Europa Reiseberichte

Osteuropa

Meine Stadt, mein Bezirk, mein Viertel, meine Gegend, meine Straße, mein Zuhause, mein Ostblock!

Osteuropa hat ein Imageproblem und ist Reizthema. Kein Wunder nach jahrzehntelanger Antiwerbung der Meister der subtilen Beeinflussung, kein Wunder nach Jahrzehnten selbst gewählter Isolation, um das politisch brisante Projekt Kommunismus unter geschützten Bedingungen ablaufen zu lassen. Doch die Welt hat immer auch mit einem neutral interessierten Auge die Entwicklung im angrenzenden Osten mitverfolgt. In der Literatur wird die russische Seele nach wie vor als die reichste und erzählbegabteste europäische Stimme gehandelt und die Entflohenen, die sich unter das Volk gemischt haben, haben mit ihren warmen Geschichten über das Leben dort, den Blick gen Osten geerdet. Das Erscheinungsbild vor Ort differiert sehr stark zwischen alten preußischen Prachtvillen in Polen, rumänischen Dörfern, deren Straßen aus Pflastersteinen und Staub gebaut sind, über welche noch die Pferdewagen poltern, bis zur Moskauer Innenstadt, die mit renoviertem Prunk das Machtzentrum markiert.

Den älteren Leuten fehlen oft ein paar Zähne, doch ihr Lachen, in den von der Zeit natürlich gestalteten Gesichtern, ist schön und echt. Auf zur Schau getragene Fassade sind vor allem die jungen Frauen eingeschweißt. Die Outfits sind eine Mischung aus psychologisch wohl eingesetztem Make Up, die slawischen Augen leuchten und kurze Röcke sowie knall enge Hosen sind vor allem in den Städten die geschlechterdefinierte Berufskleidung bis zum vierzigsten Lebensjahr.

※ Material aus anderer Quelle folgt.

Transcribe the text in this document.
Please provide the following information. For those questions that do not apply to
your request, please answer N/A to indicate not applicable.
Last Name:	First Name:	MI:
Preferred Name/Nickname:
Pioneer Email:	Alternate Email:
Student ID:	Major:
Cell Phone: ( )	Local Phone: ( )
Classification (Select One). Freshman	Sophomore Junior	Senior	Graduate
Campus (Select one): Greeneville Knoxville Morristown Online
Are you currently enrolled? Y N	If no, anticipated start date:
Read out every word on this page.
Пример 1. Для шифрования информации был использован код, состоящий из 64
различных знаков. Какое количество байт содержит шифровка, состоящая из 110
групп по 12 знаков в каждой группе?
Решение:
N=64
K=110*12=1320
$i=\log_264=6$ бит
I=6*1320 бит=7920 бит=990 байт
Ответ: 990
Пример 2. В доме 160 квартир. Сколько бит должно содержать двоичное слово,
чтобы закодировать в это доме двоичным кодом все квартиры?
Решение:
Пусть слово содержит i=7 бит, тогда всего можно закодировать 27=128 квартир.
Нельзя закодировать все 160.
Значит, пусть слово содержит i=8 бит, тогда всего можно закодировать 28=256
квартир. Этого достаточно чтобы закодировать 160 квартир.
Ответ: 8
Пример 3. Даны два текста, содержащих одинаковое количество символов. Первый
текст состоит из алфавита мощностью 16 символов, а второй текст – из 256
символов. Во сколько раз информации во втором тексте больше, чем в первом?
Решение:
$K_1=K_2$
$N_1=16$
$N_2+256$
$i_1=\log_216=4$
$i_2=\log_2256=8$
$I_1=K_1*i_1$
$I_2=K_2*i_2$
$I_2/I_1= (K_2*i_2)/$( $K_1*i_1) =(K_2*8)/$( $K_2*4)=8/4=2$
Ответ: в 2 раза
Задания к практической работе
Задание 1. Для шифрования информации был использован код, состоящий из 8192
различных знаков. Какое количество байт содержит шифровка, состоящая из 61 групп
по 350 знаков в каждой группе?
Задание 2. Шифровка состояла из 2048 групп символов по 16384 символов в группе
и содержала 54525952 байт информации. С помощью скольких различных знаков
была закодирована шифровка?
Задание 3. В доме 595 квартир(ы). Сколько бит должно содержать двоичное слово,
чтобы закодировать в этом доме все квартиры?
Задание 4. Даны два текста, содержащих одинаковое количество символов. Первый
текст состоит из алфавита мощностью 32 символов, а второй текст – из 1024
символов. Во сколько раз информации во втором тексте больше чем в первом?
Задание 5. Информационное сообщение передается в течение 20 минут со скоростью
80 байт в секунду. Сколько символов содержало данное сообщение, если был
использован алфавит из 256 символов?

Es gibt für kulturell Interessierte ein reiches Angebot der schönen Künste, die auch ohne Sprachkenntnisse zu genießen sind, und bei moderner Interpretation ist vor allem Multimedia Art stark im Wachsen.

Interessant im ganzen Gebiet ist vor allem das Wachsen, der Aufbruch, das Annehmen und Verwerten der neuen kapitalistischen Möglichkeiten, die gelebten Traditionen und diese aufmüpfige Energie, die man allerorts verspürt.